As part of stepping back to see the big picture I’ve turned a second look at deep machine learning systems and biologically inspired cognitive architectures (as suggested by my supervisor), the latter of which will be discussed in another post.
Deep machine learning systems attempt to resolve an issue with “shallow” learning which has increasingly become the following process: Input → Feature Extraction → Machine Learning. An argument against this approach is that the “intelligence” shifts from the machine learning system to the human-centred, and domain specific, art of feature extraction. Deep learning systems excise the middle man, allowing Input → Machine Learning, without the intermediary.
Unfortunately, it appears that these systems are highly limited when it comes to spatial resolution. Often input patterns are as little as 30×30 pixels (The hope is that DM3 will have a sensory resolution of 1920×1080). While the information gleamed from this low-resolution data is significant, it appears to sacrifice spatial resolution for depth (high level abstraction).

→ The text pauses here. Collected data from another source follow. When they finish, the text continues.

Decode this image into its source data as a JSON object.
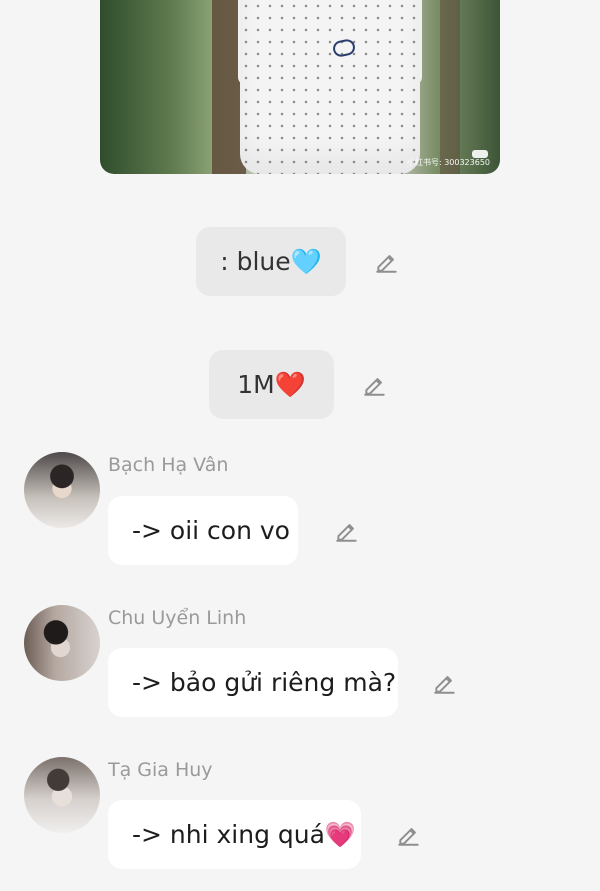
{
  "media": {
    "watermark": "小红书号: 300323650"
  },
  "messages": {
    "message_1": ": blue🩵",
    "message_2": "1M❤️"
  },
  "comments": [
    {
      "author": "Bạch Hạ Vân",
      "text": "-> oii con vo"
    },
    {
      "author": "Chu Uyển Linh",
      "text": "-> bảo gửi riêng mà?"
    },
    {
      "author": "Tạ Gia Huy",
      "text": "-> nhi xing quá💗"
    }
  ],
  "icons": {
    "edit": "pencil-edit-icon",
    "logo": "shirt-logo-icon"
  },
  "colors": {
    "background": "#f5f5f5",
    "message_pill": "#e9e9e9",
    "comment_bubble": "#ffffff",
    "muted_text": "#9a9a9a",
    "primary_text": "#1d1d1d"
  }
}
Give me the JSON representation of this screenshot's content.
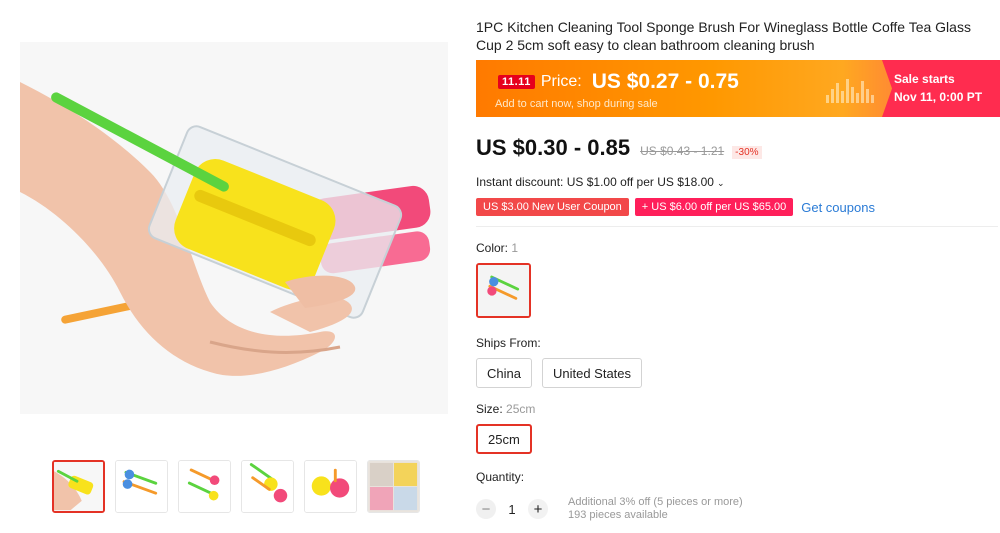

As this project is inherently situated in theories of cognitive science and neurology, this issue of feature extraction is largely moot. Visual feature extraction may be one aspect of brain function that is most understood. Additionally, the emphasis of the project is the organization of mental representations, not perceptual mechanisms themselves. That being said, making a strict separation between perception and cognition is problematic. A balance between shallowness (where cognitive science informs feature extraction) and depth (where the system learns correlations between features automatically and without supervision) is required. In essence the difference between the two approaches is the nature of the abstraction of sensory inputs. What other difference is there between a subset of pixels, and a patch resulting from segmentation? The former expects much more from the machine learning system, while the latter can be tuned to use less computational resources, as the complexity of input is greatly reduced. Of course the feature extraction itself may be computationally expensive, as it currently is in the prototype perceptual system.
Another aspect of deep learning is an intrinsic dependence on time. This allows systems to ‘see’ continuity of objects over time, even as their object-centric features change. An important question is whether high level conceptual groupings of objects are reducible to object-centric features, even including time. Deep learning systems are highly complex, even without considering time.
An open question for this project is: What is the appropriate balance between a priori feature extraction and deep machine learning?